I recently took a look through the Bildindex photos from the Schnutgen Museum in Köln (Cologne, Germany) with just this in mind. I knew this museum had quite a few religious artifacts, since I'd already found a lot of interesting "skull" beads there (which I discussed in this series of posts last fall).(And by the way, the exhibition that just opened this week there is on "Beauty to die for! Old age, the Dance of Death and funereal art from 1500 to the present day".)
Sure enough, when I looked under "Glas" in the materials list, something very interesting turned up:
This is a "Zehner," a rosary (or paternoster) of ten beads, a type often carried by Renaissance men.
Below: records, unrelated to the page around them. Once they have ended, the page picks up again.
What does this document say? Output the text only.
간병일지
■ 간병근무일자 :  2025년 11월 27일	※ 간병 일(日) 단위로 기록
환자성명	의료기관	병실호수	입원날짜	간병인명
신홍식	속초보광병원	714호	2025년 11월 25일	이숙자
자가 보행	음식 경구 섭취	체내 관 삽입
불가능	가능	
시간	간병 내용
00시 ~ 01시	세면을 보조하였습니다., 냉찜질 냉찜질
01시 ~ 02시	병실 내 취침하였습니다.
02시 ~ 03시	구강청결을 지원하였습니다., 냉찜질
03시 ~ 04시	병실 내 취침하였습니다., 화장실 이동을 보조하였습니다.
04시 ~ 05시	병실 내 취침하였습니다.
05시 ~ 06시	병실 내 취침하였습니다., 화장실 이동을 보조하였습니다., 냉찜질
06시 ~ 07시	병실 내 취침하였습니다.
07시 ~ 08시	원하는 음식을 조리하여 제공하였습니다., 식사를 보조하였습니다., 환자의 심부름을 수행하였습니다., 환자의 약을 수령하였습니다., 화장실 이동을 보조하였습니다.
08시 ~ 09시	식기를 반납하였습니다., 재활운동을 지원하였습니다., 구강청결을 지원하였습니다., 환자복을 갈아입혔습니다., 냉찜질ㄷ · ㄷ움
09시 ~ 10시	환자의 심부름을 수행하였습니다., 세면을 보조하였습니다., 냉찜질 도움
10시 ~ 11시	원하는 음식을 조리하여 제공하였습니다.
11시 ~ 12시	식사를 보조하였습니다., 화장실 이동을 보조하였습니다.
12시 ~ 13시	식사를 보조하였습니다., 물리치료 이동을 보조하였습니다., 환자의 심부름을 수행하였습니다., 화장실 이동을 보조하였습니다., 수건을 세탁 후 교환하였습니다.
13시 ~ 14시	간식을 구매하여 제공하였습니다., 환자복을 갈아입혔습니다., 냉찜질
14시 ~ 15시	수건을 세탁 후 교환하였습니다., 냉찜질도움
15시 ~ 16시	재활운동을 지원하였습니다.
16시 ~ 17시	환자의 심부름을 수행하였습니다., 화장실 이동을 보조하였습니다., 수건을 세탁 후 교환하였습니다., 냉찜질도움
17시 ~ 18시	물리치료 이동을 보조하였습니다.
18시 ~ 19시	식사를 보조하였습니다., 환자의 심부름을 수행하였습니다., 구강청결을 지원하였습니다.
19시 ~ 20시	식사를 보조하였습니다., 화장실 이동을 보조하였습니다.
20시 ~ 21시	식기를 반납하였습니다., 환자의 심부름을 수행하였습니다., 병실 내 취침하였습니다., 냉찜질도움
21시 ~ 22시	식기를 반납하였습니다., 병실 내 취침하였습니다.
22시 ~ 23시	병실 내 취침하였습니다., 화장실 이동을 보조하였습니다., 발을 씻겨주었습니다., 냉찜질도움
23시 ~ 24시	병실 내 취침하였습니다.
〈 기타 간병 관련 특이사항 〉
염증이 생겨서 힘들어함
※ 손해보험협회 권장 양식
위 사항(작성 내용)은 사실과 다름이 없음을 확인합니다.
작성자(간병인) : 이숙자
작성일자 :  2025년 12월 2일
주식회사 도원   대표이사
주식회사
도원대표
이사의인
In typical fashion, it has a cross at one end and something else at the other: in this case, though it's hard to tell from the photo, it looks as though it's just a large fancy metal bead. (My guess would be gilded silver.)
It's filed under "glass" because according to the photo caption, the ten beads are made from painted "Bergkristall" (rock crystal). Natural rock crystal is not glass, of course, but the two are very similar: natural rock crystal is harder than glass, but some pieces that don't show either the natural flaws of rock crystal or the tiny air bubbles common in glass can only be told apart by testing their hardness. Unlike glass, rock crystal was a high-status material, ranking up there with red coral in the social scale, just below gold and silver.
These are old photos and not terribly clear, but as near as I can tell, each "bead" is shaped like a fat lentil or doughnut, with a hole through the center. Each bead seems to be made from two halves, held together by a narrow metal rim. (Imagine the halves of a sliced bagel, ready to spread cream cheese on it.)
In the overall photo above, I think the beads have just been laid out in a row, flat on the table, for the purpose of being photographed. I would expect that if the beads were assembled into a string, the way the owner probably carried them around, they would be threaded through the center holes onto a cord -- but of course if they were photographed that way, you couldn't see the scenes painted on each one very well. Supporting this, when I look at the close-up photos of each individual bead, I don't see anything that would enable them to be attached to each other by their edges.
The beads are nicely graduated in size, so there's no doubt about which order they go in, or which photos are the two sides of the same bead. Not all the paintings are readable, especially the smaller ones, though I don't know how much of this is because of worn paint and how much of it is just the way they were photographed, where certain areas are obscured by glare.
Interestingly, only the two largest beads have scenes directly relating to the Bible; all the others show saints. The largest bead has a very clear Annunciation scene on one side, and on the other a rather cryptic scene -- notes on the museum label indicate the curators weren't quite sure what it is either. It shows a robed male figure with a diamond-shaped, radiant halo, kneeling and holding both the hands of a naked woman. (It's very clearly a woman, which I presume is why their first guess at identification, the baptism of Christ, has been crossed out!) The current label suggests this is the Creation of Eve, and with a bit of imagination you can make out the sleeping figure of Adam at the bottom, with Eve emerging from his side. The sun, moon and stars in the sky also suggest this is a Creation scene.
The next largest bead has the Crucifixion on one side, and on the other, Christ the Savior and what's known in German as "Anna Selbdritt": Saint Anne holding both the Virgin Mary and the infant Jesus. (Saint Anne is traditionally the name of the Virgin Mary's mother, Christ's grandmother.)